BCE meets my 3rd investing principle.
Principle #4: The Business Model Ensure Future Growth
BCE is the largest Canadian telecom by market cap, about twice the size of Telus. It shows the most balanced business model among this small group. BCE has shown a very solid dividend profile for several years and my analysis proves it will continue to rise in the future. All BCE services are based on some sort of monthly subscription generating a consistent base for cash flow.
BCE still shows a strong business model and meets my 4th investing principle.
Principle #5: Buy When You Have Money in Hand – At The Right Valuation
I think the perfect timing to buy stocks is when you have money. Sleeping money is always a bad investment. However, it doesn’t mean that you should buy everything you see because you have some savings put aside. There is valuation work to be done. In order to achieve this task, I will start by looking at how the stock market valued the stock over the past 10 years by looking at its PE ratio:
Source: data from Ycharts.
Since 2014, the market has been consistent with BCE valuation. I don’t think a PE near 18 comes in cheap, but there is obviously a price to pay for a premium dividend payer like BCE.
Digging deeper into this stock valuation, I will use a double stage dividend discount model. As a dividend growth investor, I’d rather see companies like big money making machine and assess their value as such.
|Input Descriptions for 15-Cell Matrix
|Enter Recent Annual Dividend Payment:
|Enter Expected Dividend Growth Rate Years 1-10:
|Enter Expected Terminal Dividend Growth Rate:
|Enter Discount Rate:
|Calculated Intrinsic Value OUTPUT 15-Cell Matrix
|Discount Rate (Horizontal)
|Margin of Safety
BCE has been the highest yielding telecom for several years and certainly deserves some attention. The current stock price seems fairly valued even with a relatively high discount rate of 10%. It is kind of the best of both worlds where you can expect a 10% total return while cashing a 5% dividend yield.
Source: how to use the Dividend Discount Model
BCE meet my 5th investing principle
Principle #6: The Rationale Used to Buy is Also Used to Sell
I’ve found that one of the biggest investor struggles is to know when to buy and sell their holdings. I use a very simple, but very effective rule to overcome my emotions when it is the time to pull the trigger. My investment decisions are motivated by the fact that the company confirms or not my investment thesis. Once the reasons (my investment thesis) why I purchase shares of a company are not valid anymore, I sell and never look back.
When you have the possibility to invest in a strong yielder as BCE and still hope for a small stock appreciation growth, you must take a hold of it. BCE shows a well-diversified business model and will continue to generate strong cash flow in the future.

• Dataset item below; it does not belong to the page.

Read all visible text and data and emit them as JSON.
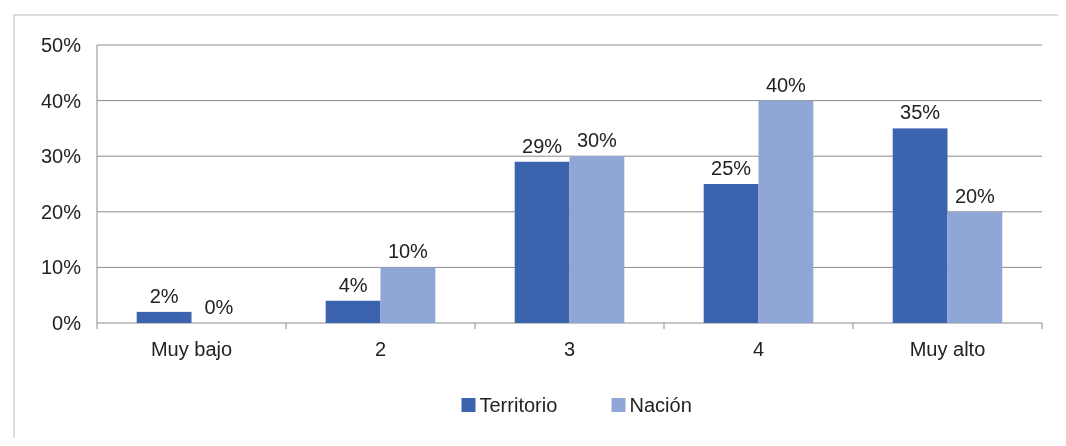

However, I must remind investors that BCE has US$24.1 billion in debt, which gives it a debt-to-equity ratio of about 1.62. This is not a perfect situation as interest rates are now rising.
BCE shows a solid investment thesis and meets my 6th investing principle.
Principle #7: Think Core, Think Growth
My investing strategy is divided into two segments: the core portfolio built with strong & stable stocks meeting all our requirements. The second part is called the “dividend growth stock addition” where I may ignore one of the metrics mentioned in principles #1 to #5 for a greater upside potential (e.g. riskier pick as well).
BCE is probably the best compromise for an income seeker. While it’s stock is relatively stable, shareholders enjoy a steady yield. Since payment is fairly secure, BCE falls into the “buy and sleep” stock. This is the main reason why it is part of my Canadian portfolios.
BCE is a core holding.
Final Thoughts on BCE – Buy, Hold or Sell?
At the current valuation, BCE is still interesting for an income seeking investor. Such a company rarely trades at a bargain price. I think that if BCE is not part of your portfolio already, you should definitely consider it.
Disclaimer: I do hold BCE in my DividendStocksRock portfolios.